1. The traditional Chinese medicine composition for treating atopic dermatitis is characterized by being prepared from the following traditional Chinese medicines by weight: 3-10 g of ephedra, 5-20 g of forsythia, 5-15 g of cicada slough, 5-20 g of trumpet creeper, 20-40 g of phaseolus calcaratus, 20-35 g of sea buckthorn, 5-20 g of cortex dictamni, 5-20 g of fructus kochiae and 5-12 g of raw liquorice.

2. The traditional Chinese medicine composition for treating atopic dermatitis is characterized by being prepared from the following traditional Chinese medicines by weight: 3-9 g of ephedra, 10-15 g of fructus forsythiae, 5-15 g of periostracum cicada, 10-15 g of trumpet creeper, 20-40 g of phaseolus calcaratus, 25-35 g of sea buckthorn, 10-15 g of cortex dictamni, 10-15 g of fructus kochiae and 5-15 g of raw liquorice.
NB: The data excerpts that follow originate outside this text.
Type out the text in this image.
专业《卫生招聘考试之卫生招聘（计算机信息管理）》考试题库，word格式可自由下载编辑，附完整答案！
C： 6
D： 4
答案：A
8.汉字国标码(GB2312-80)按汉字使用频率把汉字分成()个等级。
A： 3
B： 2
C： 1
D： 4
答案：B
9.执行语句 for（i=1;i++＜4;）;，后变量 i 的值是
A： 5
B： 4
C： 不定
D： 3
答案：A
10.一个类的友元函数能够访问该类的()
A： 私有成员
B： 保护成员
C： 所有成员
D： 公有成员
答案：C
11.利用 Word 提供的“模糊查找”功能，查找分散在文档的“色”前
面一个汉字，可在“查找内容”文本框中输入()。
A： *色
3. The traditional Chinese medicine composition of claim 1, wherein the traditional Chinese medicine composition is prepared from the following traditional Chinese medicines by weight: 4-8 g of ephedra, 13-18 g of forsythia, 6-12 g of cicada slough, 13-18 g of trumpet creeper, 25-35 g of phaseolus calcaratus, 25-35 g of sea buckthorn, 13-18 g of cortex dictamni, 13-18 g of fructus kochiae and 6-10 g of raw liquorice.
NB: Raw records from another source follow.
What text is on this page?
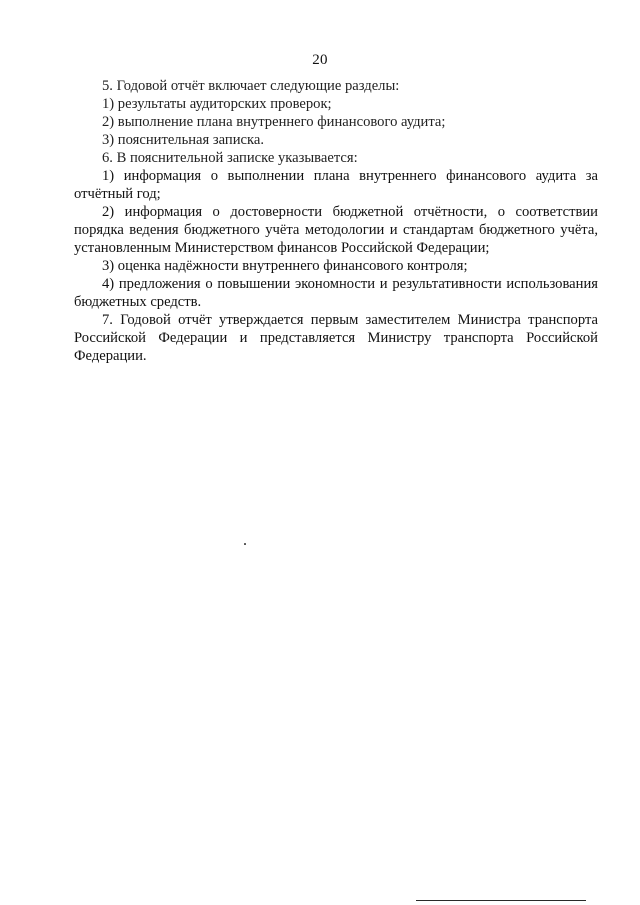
20

5. Годовой отчёт включает следующие разделы:

1) результаты аудиторских проверок;

2) выполнение плана внутреннего финансового аудита;

3) пояснительная записка.

6. В пояснительной записке указывается:

1) информация о выполнении плана внутреннего финансового аудита за отчётный год;

2) информация о достоверности бюджетной отчётности, о соответствии порядка ведения бюджетного учёта методологии и стандартам бюджетного учёта, установленным Министерством финансов Российской Федерации;

3) оценка надёжности внутреннего финансового контроля;

4) предложения о повышении экономности и результативности использования бюджетных средств.

7. Годовой отчёт утверждается первым заместителем Министра транспорта Российской Федерации и представляется Министру транспорта Российской Федерации.
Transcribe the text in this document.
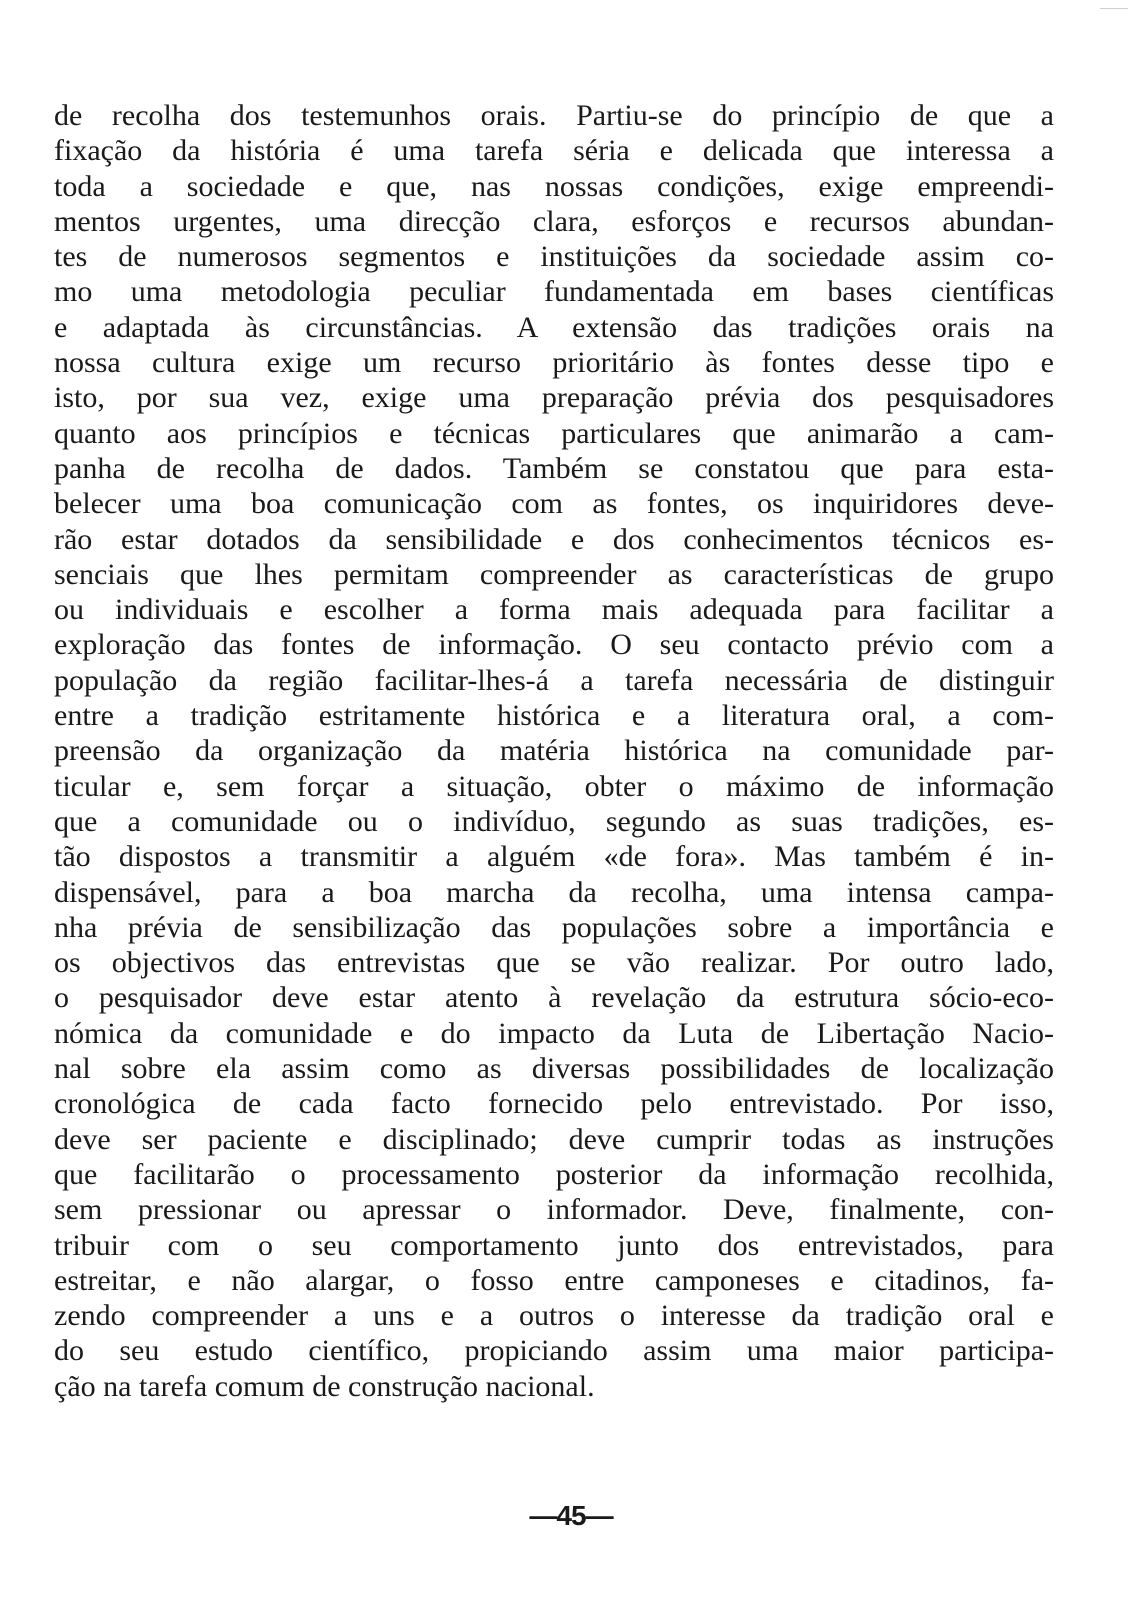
de recolha dos testemunhos orais. Partiu-se do princípio de que a
fixação da história é uma tarefa séria e delicada que interessa a
toda a sociedade e que, nas nossas condições, exige empreendi-
mentos urgentes, uma direcção clara, esforços e recursos abundan-
tes de numerosos segmentos e instituições da sociedade assim co-
mo uma metodologia peculiar fundamentada em bases científicas
e adaptada às circunstâncias. A extensão das tradições orais na
nossa cultura exige um recurso prioritário às fontes desse tipo e
isto, por sua vez, exige uma preparação prévia dos pesquisadores
quanto aos princípios e técnicas particulares que animarão a cam-
panha de recolha de dados. Também se constatou que para esta-
belecer uma boa comunicação com as fontes, os inquiridores deve-
rão estar dotados da sensibilidade e dos conhecimentos técnicos es-
senciais que lhes permitam compreender as características de grupo
ou individuais e escolher a forma mais adequada para facilitar a
exploração das fontes de informação. O seu contacto prévio com a
população da região facilitar-lhes-á a tarefa necessária de distinguir
entre a tradição estritamente histórica e a literatura oral, a com-
preensão da organização da matéria histórica na comunidade par-
ticular e, sem forçar a situação, obter o máximo de informação
que a comunidade ou o indivíduo, segundo as suas tradições, es-
tão dispostos a transmitir a alguém «de fora». Mas também é in-
dispensável, para a boa marcha da recolha, uma intensa campa-
nha prévia de sensibilização das populações sobre a importância e
os objectivos das entrevistas que se vão realizar. Por outro lado,
o pesquisador deve estar atento à revelação da estrutura sócio-eco-
nómica da comunidade e do impacto da Luta de Libertação Nacio-
nal sobre ela assim como as diversas possibilidades de localização
cronológica de cada facto fornecido pelo entrevistado. Por isso,
deve ser paciente e disciplinado; deve cumprir todas as instruções
que facilitarão o processamento posterior da informação recolhida,
sem pressionar ou apressar o informador. Deve, finalmente, con-
tribuir com o seu comportamento junto dos entrevistados, para
estreitar, e não alargar, o fosso entre camponeses e citadinos, fa-
zendo compreender a uns e a outros o interesse da tradição oral e
do seu estudo científico, propiciando assim uma maior participa-
ção na tarefa comum de construção nacional.
—45—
4. The traditional Chinese medicine composition of claim 1, wherein the traditional Chinese medicine composition is prepared from the following traditional Chinese medicines by weight: 6 g of ephedra, 15 g of forsythia, 9 g of cicada slough, 15 g of trumpet creeper, 30 g of phaseolus calcaratus, 30 g of sea buckthorn, 15 g of cortex dictamni, 15 g of fructus kochiae and 9 g of raw liquorice.

5. A preparation method of a traditional Chinese medicine composition for treating atopic dermatitis is characterized by comprising the following steps: weighing the traditional Chinese medicines according to the proportion of the traditional Chinese medicine composition of any one of claims 1 to 4, uniformly mixing, extracting with water or lower alcohol, filtering, collecting filtrate, concentrating and drying to obtain the traditional Chinese medicine composition.

6. Use of a Chinese medicinal composition according to any one of claims 1 to 4 in the manufacture of a medicament for the treatment of atopic dermatitis.

7. The use of claim 6, wherein the medicament is a formulation comprising a combination of Chinese herbs and a pharmaceutically acceptable carrier.